AnnaNimmity · 30/05/2020 18:04

well yes OP, if he's anything like my ex, he's a lot of fun, exciting and they love being with him. But I agree with Atilla, they will also know that he can be the opposite of fun, and he can make them cry, and he makes you miserable, so they will already be wary and scared of that side of him. Of letting him down.

The children will soon start being more aware of all of this and one day they will wonder why you stayed, why you didn't get the hell out and take them with you.

notaprettygirl · 30/05/2020 18:05

*I would actually think they fear him as much as love him so are very compliant, quiet and completely subservient to him when he is around8

No they are not. They are normal kids. Won't sit down to eat if they want to play. WOn't go to bed when they want to play. Won't turn the ipad off.

It's really not a simple narrative. I wish it was. I wish it did fit the checklists of abusive but I have been through them and he doesn't. So that makes me thing the authorities won't get it.

OP posts:
Mummacake · 30/05/2020 18:08

I divorced mine. He was an absolute narc. No empathy, only control.not acceptable.

AttilaTheMeerkat · 30/05/2020 18:09

"This isn't him - he cooks them excellent home made food, gives them lots of cuddles and hugs. Praises their achievements, reads them bed time stories. This is why is would be very hard to make anyone external see what he is like"

You live with this man day to day so you and in turn they know what he is like.
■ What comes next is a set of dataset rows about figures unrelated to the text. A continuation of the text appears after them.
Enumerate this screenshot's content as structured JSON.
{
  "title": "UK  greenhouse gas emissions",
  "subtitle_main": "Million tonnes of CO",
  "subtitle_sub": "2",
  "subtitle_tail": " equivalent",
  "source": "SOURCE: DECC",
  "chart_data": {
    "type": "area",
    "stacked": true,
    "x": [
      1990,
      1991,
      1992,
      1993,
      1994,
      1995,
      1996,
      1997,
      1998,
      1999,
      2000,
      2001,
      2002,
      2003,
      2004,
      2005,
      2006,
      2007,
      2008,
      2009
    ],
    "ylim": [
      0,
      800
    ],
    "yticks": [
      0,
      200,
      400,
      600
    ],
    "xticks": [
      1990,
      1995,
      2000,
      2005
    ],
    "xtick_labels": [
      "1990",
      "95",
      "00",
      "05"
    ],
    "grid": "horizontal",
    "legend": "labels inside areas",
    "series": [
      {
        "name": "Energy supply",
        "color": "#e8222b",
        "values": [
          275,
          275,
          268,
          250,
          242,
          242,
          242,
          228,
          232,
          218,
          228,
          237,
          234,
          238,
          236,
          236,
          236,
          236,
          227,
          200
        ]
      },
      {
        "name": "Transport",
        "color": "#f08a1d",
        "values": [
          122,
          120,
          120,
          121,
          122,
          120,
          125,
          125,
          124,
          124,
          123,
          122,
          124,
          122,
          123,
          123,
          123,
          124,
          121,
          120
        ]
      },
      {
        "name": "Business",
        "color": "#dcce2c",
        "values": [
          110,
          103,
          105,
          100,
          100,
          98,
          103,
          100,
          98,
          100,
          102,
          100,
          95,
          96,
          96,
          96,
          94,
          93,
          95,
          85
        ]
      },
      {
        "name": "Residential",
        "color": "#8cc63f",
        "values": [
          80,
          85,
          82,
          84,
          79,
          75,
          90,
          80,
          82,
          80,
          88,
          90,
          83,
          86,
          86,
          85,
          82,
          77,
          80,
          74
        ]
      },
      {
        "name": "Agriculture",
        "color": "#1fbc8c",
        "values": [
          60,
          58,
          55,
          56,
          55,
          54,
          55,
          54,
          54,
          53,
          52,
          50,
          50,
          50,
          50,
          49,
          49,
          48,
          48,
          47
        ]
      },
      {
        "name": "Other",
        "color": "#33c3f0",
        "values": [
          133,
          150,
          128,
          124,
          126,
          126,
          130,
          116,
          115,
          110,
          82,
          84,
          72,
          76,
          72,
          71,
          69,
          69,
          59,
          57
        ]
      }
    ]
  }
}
He is not empathetic, incompetent and self serving to say the very least. Abusers too can be quite plausible to those in the outside world, it is often only behind closed doors that their true nature emerges. And the little he does now for his children is dead easy and undemanding page 1 parenting stuff. Any hard work is left to you alone.

Re your comment:-
" See, I think it is likely to be, why did you leave us to be alone with him mum?"

Do you really think this, your thinking is flawed here. You've never left them to be alone with him, you cannot anyway because he is inherently that bloody unreliable. Staying with him will not mitigate the damage being done to them or for that matter you in front of your very eyes.